Cuello y hombros: Lo mejor que tenía. Los hombres son idiotas, siempre obsesionados con las tetas y los culos. Piensa en Audrey Hepburn o en Grace Kelly. Esos cuellos largos, interminables; esos hombros que podrían cortar el cristal…

Bip. Señora Parish, soy Brenda Crawford, del Colegio de Abogados del Canadá Superior. Todavía estamos a la espera de su respuesta a nuestra petición de que se ponga al día en el pago de sus cuotas. Como sabe, si no responde en el plazo de…

– Mierda -masculló y pulsó la tecla con el puño.

Pechos: No muy mal todavía, pensó mientras levantaba los brazos. Sobre todo, si entrecerraba un poco los párpados. Nariz: Detestaba las narices. Tomemos a cualquier mujer del mundo, pensó. Julia Roberts, pongamos. Guapa, ¿verdad? Ahora, observa su nariz. Contémplala bien. Verás cómo, en unos segundos, toda su cara se vuelve fea.

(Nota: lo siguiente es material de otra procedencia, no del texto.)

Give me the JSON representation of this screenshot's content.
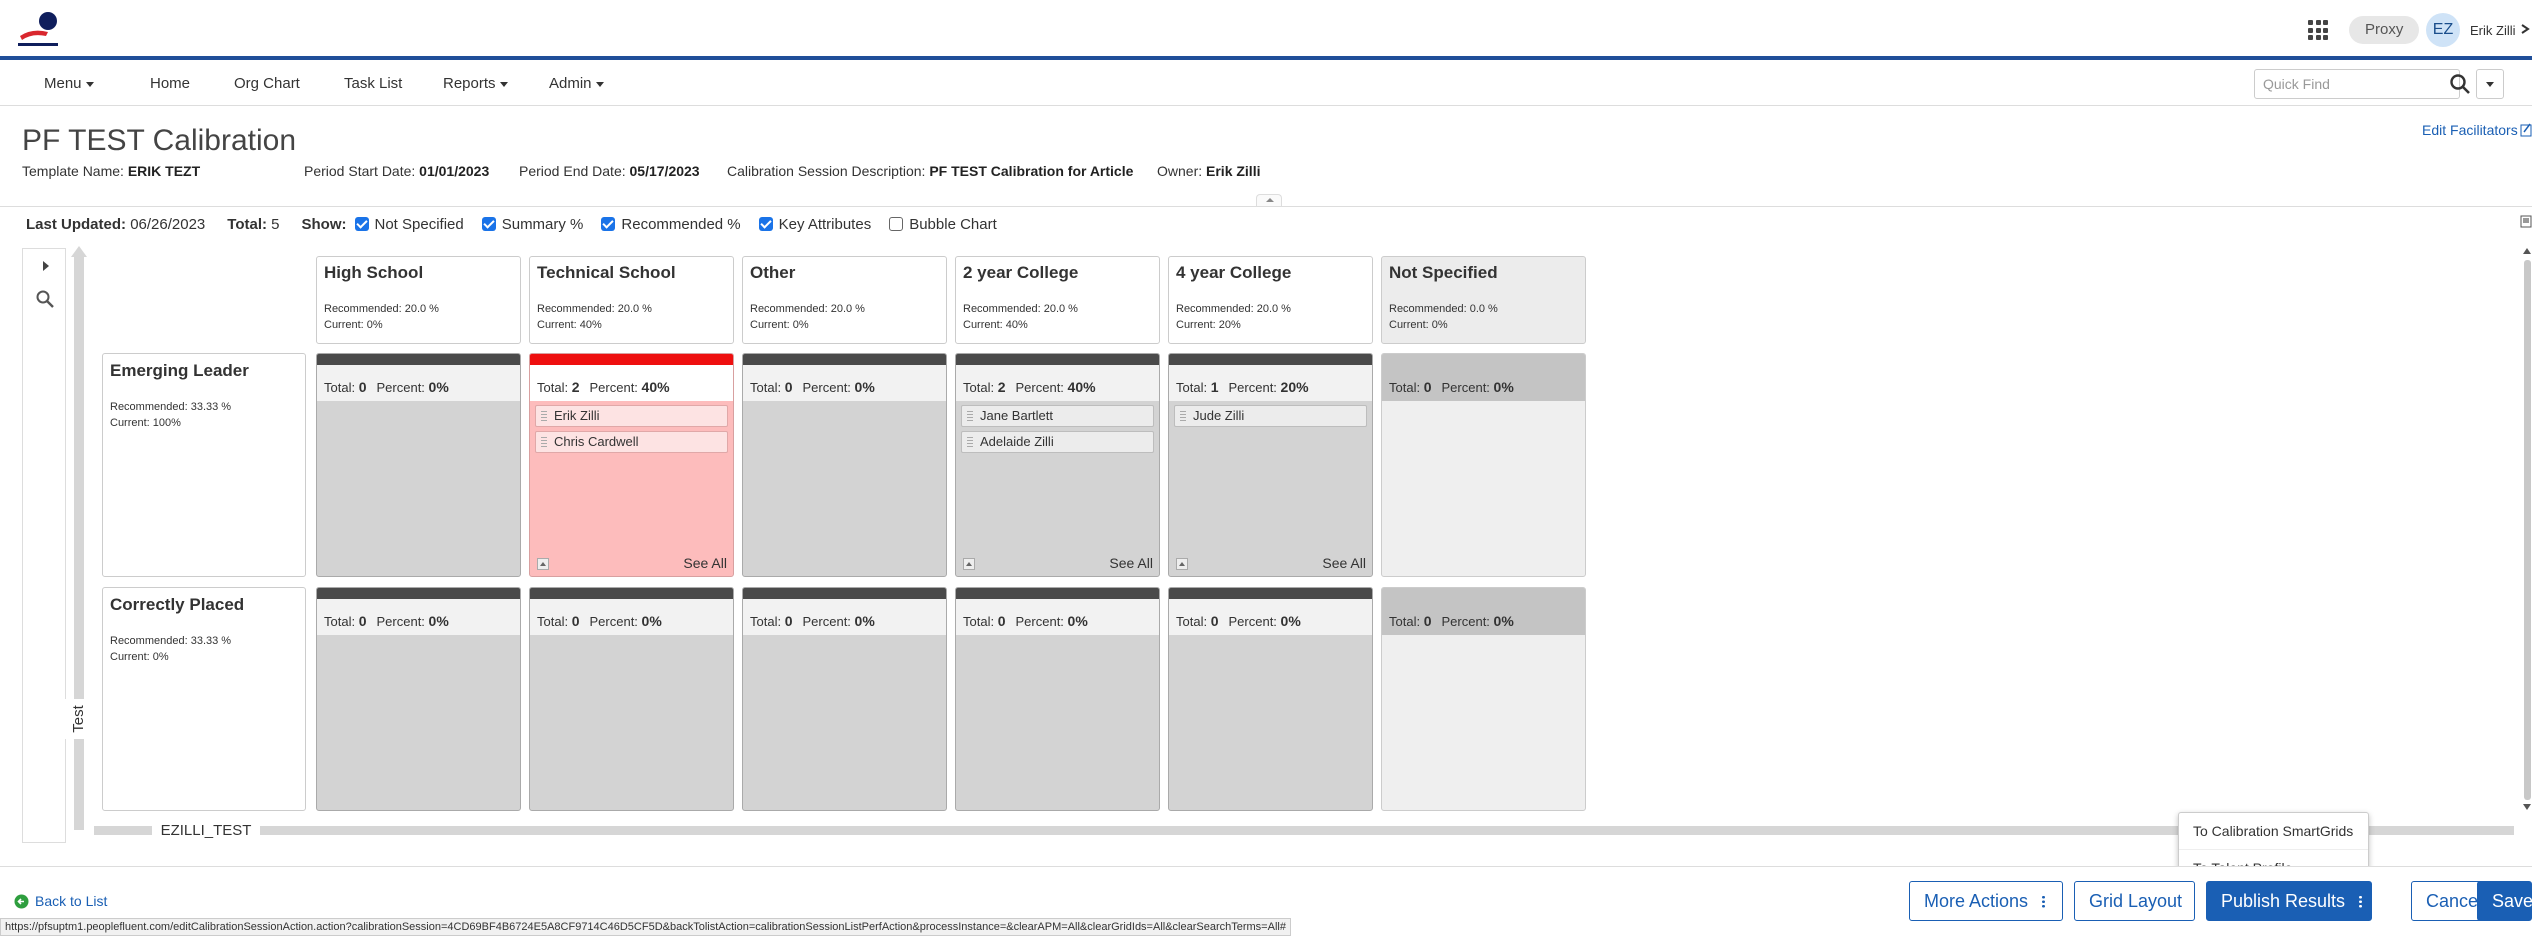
{
  "colors": {
    "brand": "#1f4e99",
    "link": "#1a5fb4",
    "over_recommended": "#ee0f0f",
    "logo_red": "#d9272e",
    "logo_navy": "#0f1e5c"
  },
  "header": {
    "proxy_label": "Proxy",
    "avatar_initials": "EZ",
    "user_name": "Erik Zilli"
  },
  "nav": {
    "items": [
      {
        "label": "Menu",
        "dropdown": true
      },
      {
        "label": "Home",
        "dropdown": false
      },
      {
        "label": "Org Chart",
        "dropdown": false
      },
      {
        "label": "Task List",
        "dropdown": false
      },
      {
        "label": "Reports",
        "dropdown": true
      },
      {
        "label": "Admin",
        "dropdown": true
      }
    ],
    "quick_find_placeholder": "Quick Find",
    "quick_find_value": ""
  },
  "page": {
    "title": "PF TEST Calibration",
    "edit_facilitators": "Edit Facilitators",
    "meta": [
      {
        "label": "Template Name:",
        "value": "ERIK TEZT"
      },
      {
        "label": "Period Start Date:",
        "value": "01/01/2023"
      },
      {
        "label": "Period End Date:",
        "value": "05/17/2023"
      },
      {
        "label": "Calibration Session Description:",
        "value": "PF TEST Calibration for Article"
      },
      {
        "label": "Owner:",
        "value": "Erik Zilli"
      }
    ]
  },
  "toolbar": {
    "last_updated_label": "Last Updated:",
    "last_updated_value": "06/26/2023",
    "total_label": "Total:",
    "total_value": "5",
    "show_label": "Show:",
    "options": [
      {
        "label": "Not Specified",
        "checked": true
      },
      {
        "label": "Summary %",
        "checked": true
      },
      {
        "label": "Recommended %",
        "checked": true
      },
      {
        "label": "Key Attributes",
        "checked": true
      },
      {
        "label": "Bubble Chart",
        "checked": false
      }
    ]
  },
  "grid": {
    "y_axis_label": "Test",
    "x_axis_label": "EZILLI_TEST",
    "total_label": "Total:",
    "percent_label": "Percent:",
    "see_all_label": "See All",
    "columns": [
      {
        "name": "High School",
        "recommended": "Recommended: 20.0 %",
        "current": "Current: 0%"
      },
      {
        "name": "Technical School",
        "recommended": "Recommended: 20.0 %",
        "current": "Current: 40%"
      },
      {
        "name": "Other",
        "recommended": "Recommended: 20.0 %",
        "current": "Current: 0%"
      },
      {
        "name": "2 year College",
        "recommended": "Recommended: 20.0 %",
        "current": "Current: 40%"
      },
      {
        "name": "4 year College",
        "recommended": "Recommended: 20.0 %",
        "current": "Current: 20%"
      },
      {
        "name": "Not Specified",
        "recommended": "Recommended: 0.0 %",
        "current": "Current: 0%"
      }
    ],
    "rows": [
      {
        "name": "Emerging Leader",
        "recommended": "Recommended: 33.33 %",
        "current": "Current: 100%",
        "cells": [
          {
            "total": "0",
            "percent": "0%",
            "employees": []
          },
          {
            "total": "2",
            "percent": "40%",
            "employees": [
              "Erik Zilli",
              "Chris Cardwell"
            ]
          },
          {
            "total": "0",
            "percent": "0%",
            "employees": []
          },
          {
            "total": "2",
            "percent": "40%",
            "employees": [
              "Jane Bartlett",
              "Adelaide Zilli"
            ]
          },
          {
            "total": "1",
            "percent": "20%",
            "employees": [
              "Jude Zilli"
            ]
          },
          {
            "total": "0",
            "percent": "0%",
            "employees": []
          }
        ]
      },
      {
        "name": "Correctly Placed",
        "recommended": "Recommended: 33.33 %",
        "current": "Current: 0%",
        "cells": [
          {
            "total": "0",
            "percent": "0%",
            "employees": []
          },
          {
            "total": "0",
            "percent": "0%",
            "employees": []
          },
          {
            "total": "0",
            "percent": "0%",
            "employees": []
          },
          {
            "total": "0",
            "percent": "0%",
            "employees": []
          },
          {
            "total": "0",
            "percent": "0%",
            "employees": []
          },
          {
            "total": "0",
            "percent": "0%",
            "employees": []
          }
        ]
      }
    ]
  },
  "footer": {
    "back_label": "Back to List",
    "buttons": {
      "more_actions": "More Actions",
      "grid_layout": "Grid Layout",
      "publish_results": "Publish Results",
      "cancel": "Cancel",
      "save": "Save"
    },
    "publish_menu": [
      "To Calibration SmartGrids",
      "To Talent Profile"
    ]
  },
  "status_url": "https://pfsuptm1.peoplefluent.com/editCalibrationSessionAction.action?calibrationSession=4CD69BF4B6724E5A8CF9714C46D5CF5D&backTolistAction=calibrationSessionListPerfAction&processInstance=&clearAPM=All&clearGridIds=All&clearSearchTerms=All#"
}
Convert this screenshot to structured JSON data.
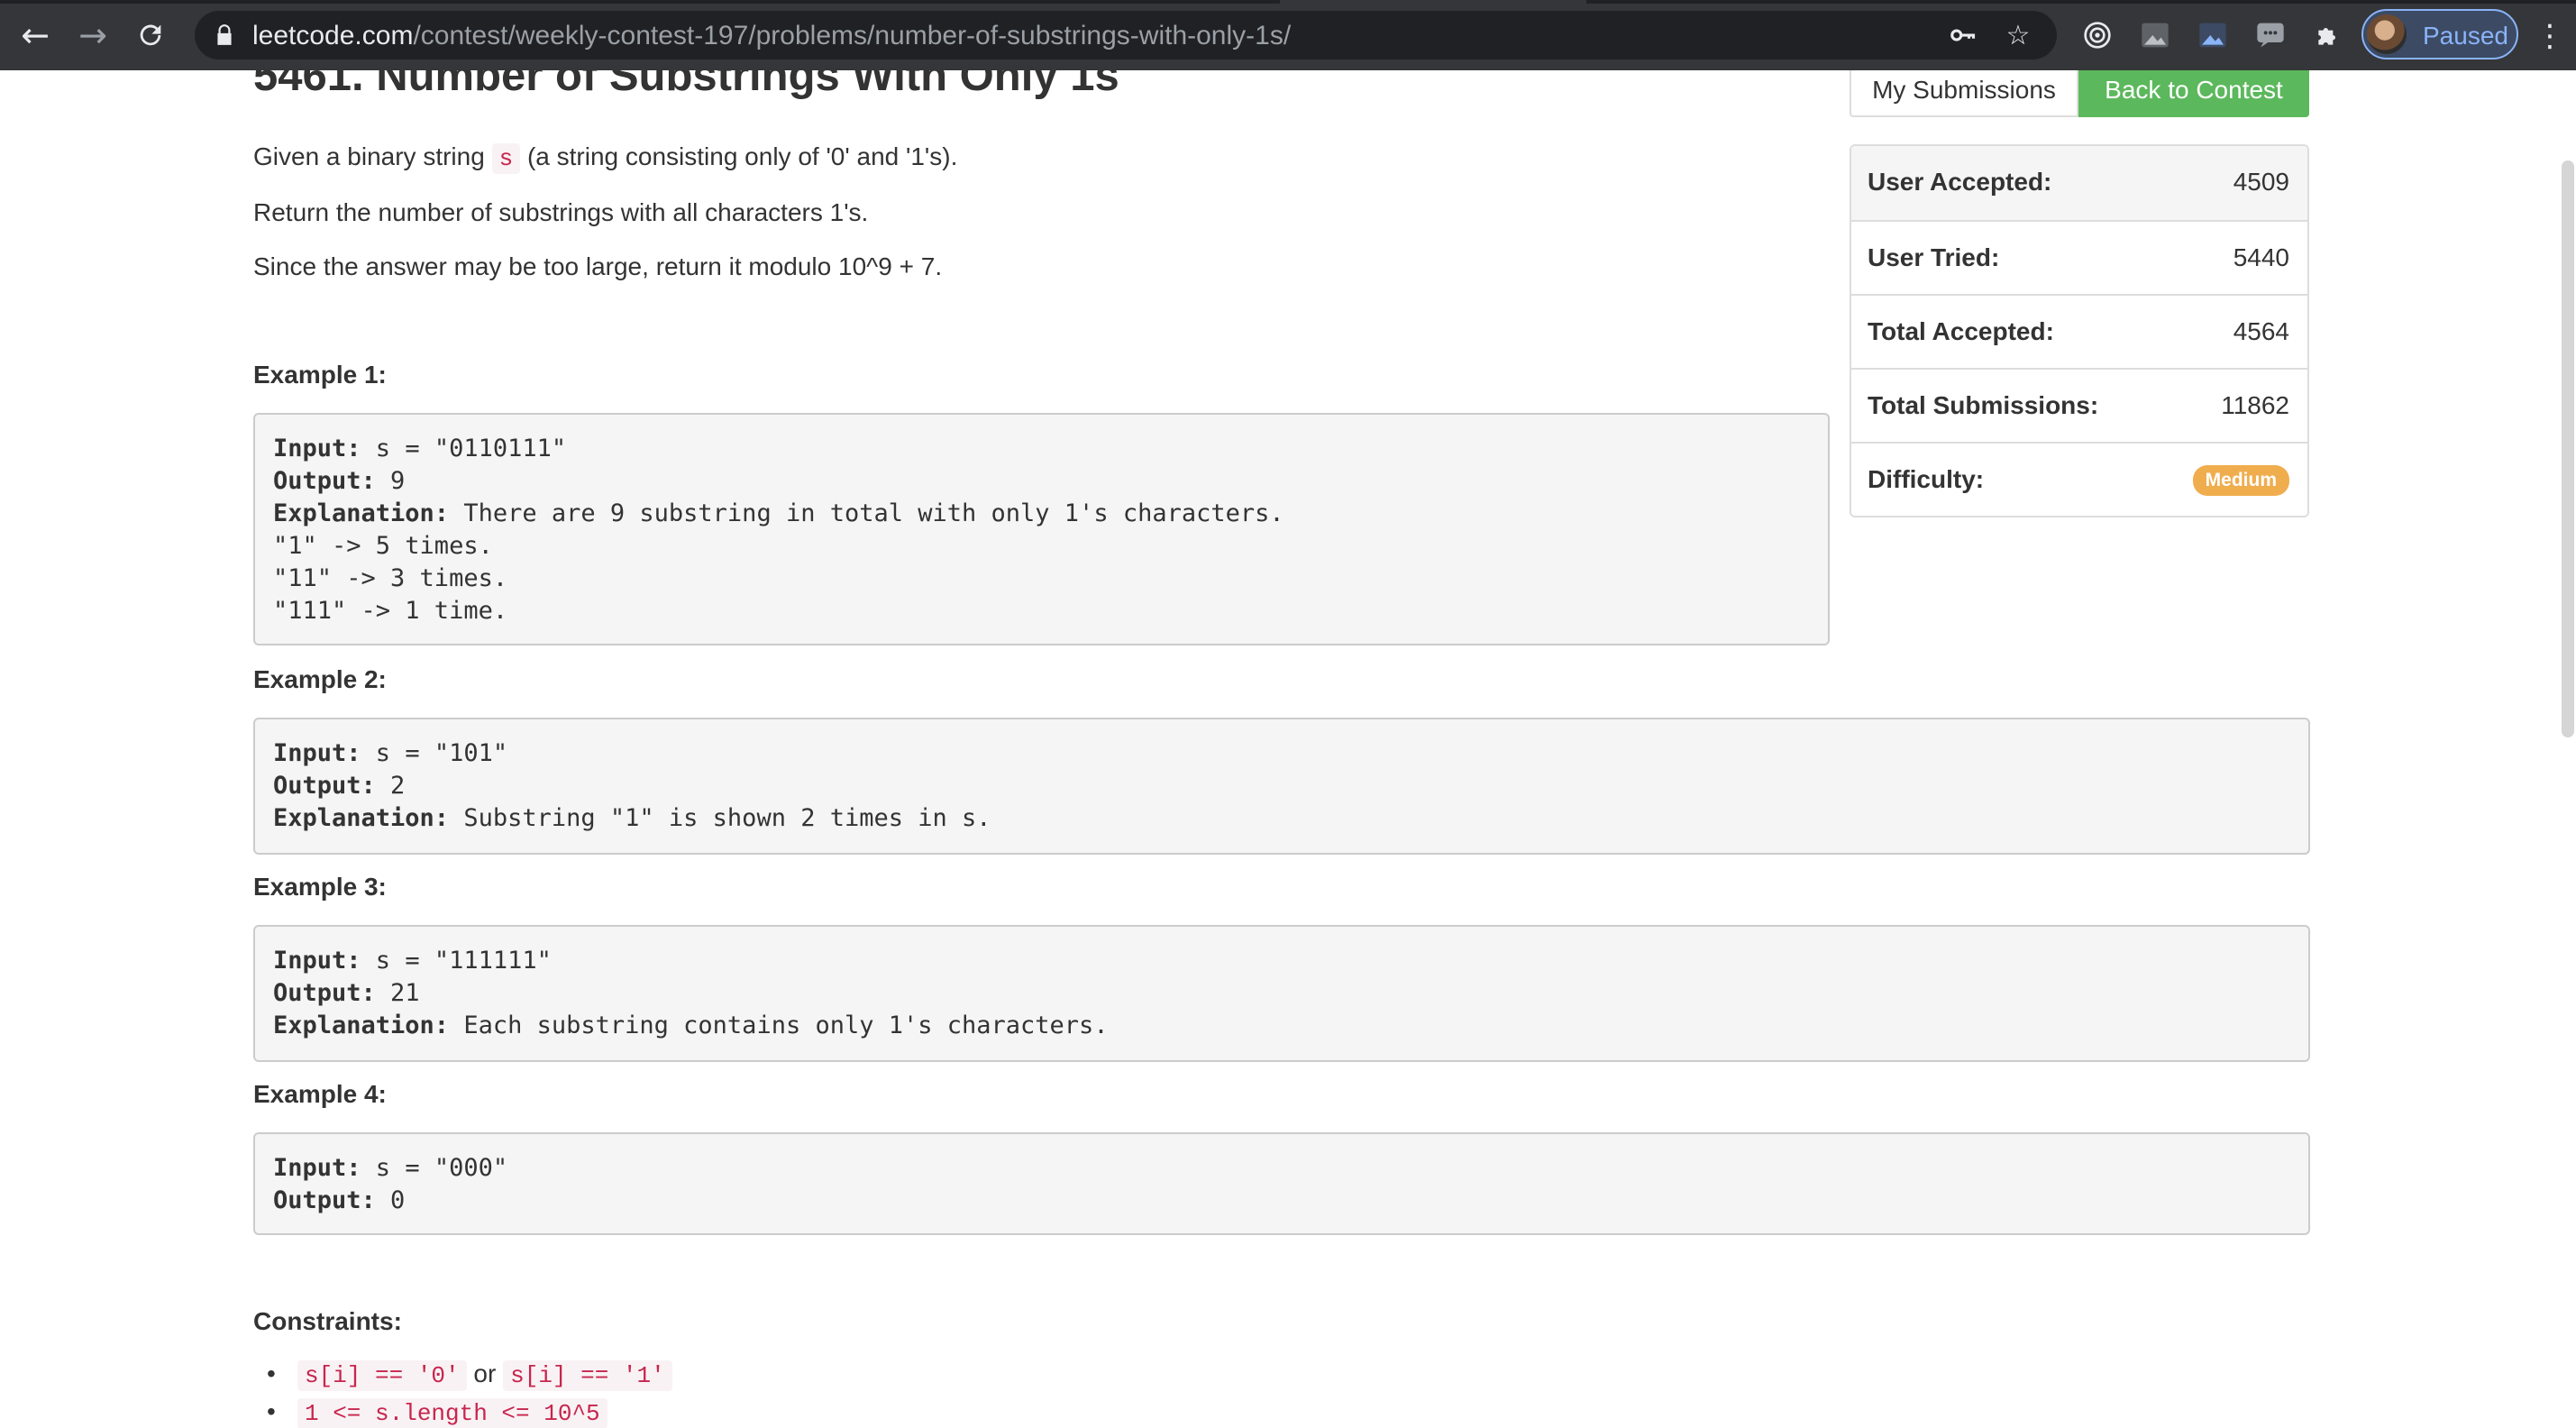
{
  "browser": {
    "url_host": "leetcode.com",
    "url_path": "/contest/weekly-contest-197/problems/number-of-substrings-with-only-1s/",
    "profile_status": "Paused"
  },
  "problem": {
    "title": "5461. Number of Substrings With Only 1s",
    "desc1_pre": "Given a binary string ",
    "desc1_code": "s",
    "desc1_post": " (a string consisting only of '0' and '1's).",
    "desc2": "Return the number of substrings with all characters 1's.",
    "desc3": "Since the answer may be too large, return it modulo 10^9 + 7."
  },
  "examples": [
    {
      "title": "Example 1:",
      "input_label": "Input:",
      "input": " s = \"0110111\"",
      "output_label": "Output:",
      "output": " 9",
      "explanation_label": "Explanation:",
      "explanation": " There are 9 substring in total with only 1's characters.",
      "extra1": "\"1\" -> 5 times.",
      "extra2": "\"11\" -> 3 times.",
      "extra3": "\"111\" -> 1 time."
    },
    {
      "title": "Example 2:",
      "input_label": "Input:",
      "input": " s = \"101\"",
      "output_label": "Output:",
      "output": " 2",
      "explanation_label": "Explanation:",
      "explanation": " Substring \"1\" is shown 2 times in s."
    },
    {
      "title": "Example 3:",
      "input_label": "Input:",
      "input": " s = \"111111\"",
      "output_label": "Output:",
      "output": " 21",
      "explanation_label": "Explanation:",
      "explanation": " Each substring contains only 1's characters."
    },
    {
      "title": "Example 4:",
      "input_label": "Input:",
      "input": " s = \"000\"",
      "output_label": "Output:",
      "output": " 0"
    }
  ],
  "constraints": {
    "title": "Constraints:",
    "c1_a": "s[i] == '0'",
    "c1_or": " or ",
    "c1_b": "s[i] == '1'",
    "c2": "1 <= s.length <= 10^5"
  },
  "sidebar": {
    "my_submissions": "My Submissions",
    "back_to_contest": "Back to Contest",
    "stats": [
      {
        "label": "User Accepted:",
        "value": "4509"
      },
      {
        "label": "User Tried:",
        "value": "5440"
      },
      {
        "label": "Total Accepted:",
        "value": "4564"
      },
      {
        "label": "Total Submissions:",
        "value": "11862"
      },
      {
        "label": "Difficulty:",
        "value": "Medium"
      }
    ],
    "difficulty_color": "#f0ad4e",
    "accent_green": "#5cb85c"
  }
}
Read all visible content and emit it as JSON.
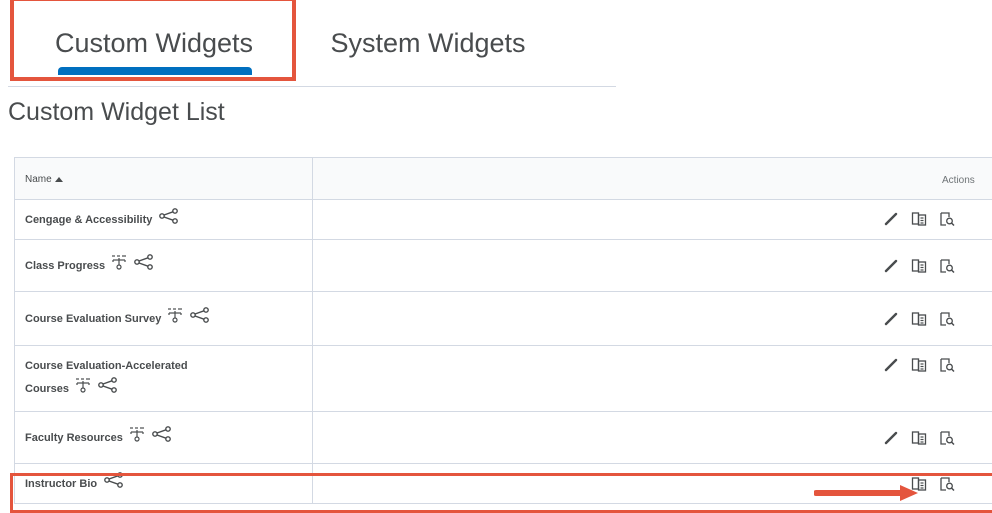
{
  "tabs": [
    {
      "label": "Custom Widgets",
      "active": true
    },
    {
      "label": "System Widgets",
      "active": false
    }
  ],
  "list_title": "Custom Widget List",
  "table": {
    "headers": {
      "name": "Name",
      "actions": "Actions"
    },
    "rows": [
      {
        "name_line1": "Cengage & Accessibility",
        "name_line2": "",
        "icons": [
          "share-icon"
        ],
        "actions": [
          "edit-icon",
          "copy-icon",
          "preview-icon"
        ]
      },
      {
        "name_line1": "Class Progress",
        "name_line2": "",
        "icons": [
          "org-hierarchy-icon",
          "share-icon"
        ],
        "actions": [
          "edit-icon",
          "copy-icon",
          "preview-icon"
        ]
      },
      {
        "name_line1": "Course Evaluation Survey",
        "name_line2": "",
        "icons": [
          "org-hierarchy-icon",
          "share-icon"
        ],
        "actions": [
          "edit-icon",
          "copy-icon",
          "preview-icon"
        ]
      },
      {
        "name_line1": "Course Evaluation-Accelerated",
        "name_line2": "Courses",
        "icons": [
          "org-hierarchy-icon",
          "share-icon"
        ],
        "actions": [
          "edit-icon",
          "copy-icon",
          "preview-icon"
        ]
      },
      {
        "name_line1": "Faculty Resources",
        "name_line2": "",
        "icons": [
          "org-hierarchy-icon",
          "share-icon"
        ],
        "actions": [
          "edit-icon",
          "copy-icon",
          "preview-icon"
        ]
      },
      {
        "name_line1": "Instructor Bio",
        "name_line2": "",
        "icons": [
          "share-icon"
        ],
        "actions": [
          "copy-icon",
          "preview-icon"
        ]
      }
    ]
  },
  "colors": {
    "accent": "#006fbf",
    "highlight": "#e4553d",
    "border": "#d3d9e3"
  }
}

Bip. Soy yo. ¿Qué me dices de lo de Cuba?

– Zelda -murmuró por lo bajo y meneó la cabeza. Zelda Evinrude, su mejor amiga, estaba empeñada en mejorarle la vida sexual.

Se acercó un paso al espejo. Desde allí distinguía la pequeña protuberancia en medio de su nariz.

Bip. Usted no me conoce, pero el otro día la oí por la radio y…

– ¡Basta! -gritó.

Quedaba una llamada más.

Bip. Señora Parish, soy el detective Ari Greene, de la brigada de Homicidios. Son las 7.14 de la mañana del 17 de diciembre. ¿Sería tan amable de venir a verme a la comisaría central de policía a la mayor brevedad posible? Es con relación a su cliente, el señor Kevin Brace. Nos ha dado su tarjeta.

Brigada de Homicidios.

Kevin Brace.

Mierda.

Nancy Parish echó una última mirada al espejo, recogió las botas manchadas de sal y abrió a toda prisa el armario ropero.

VIII

Daniel Kennicott no tenía coche. No lo necesitaba, puesto que vivía y trabajaba en el centro. Desde el accidente de sus padres, evitaba conducir siempre que podía.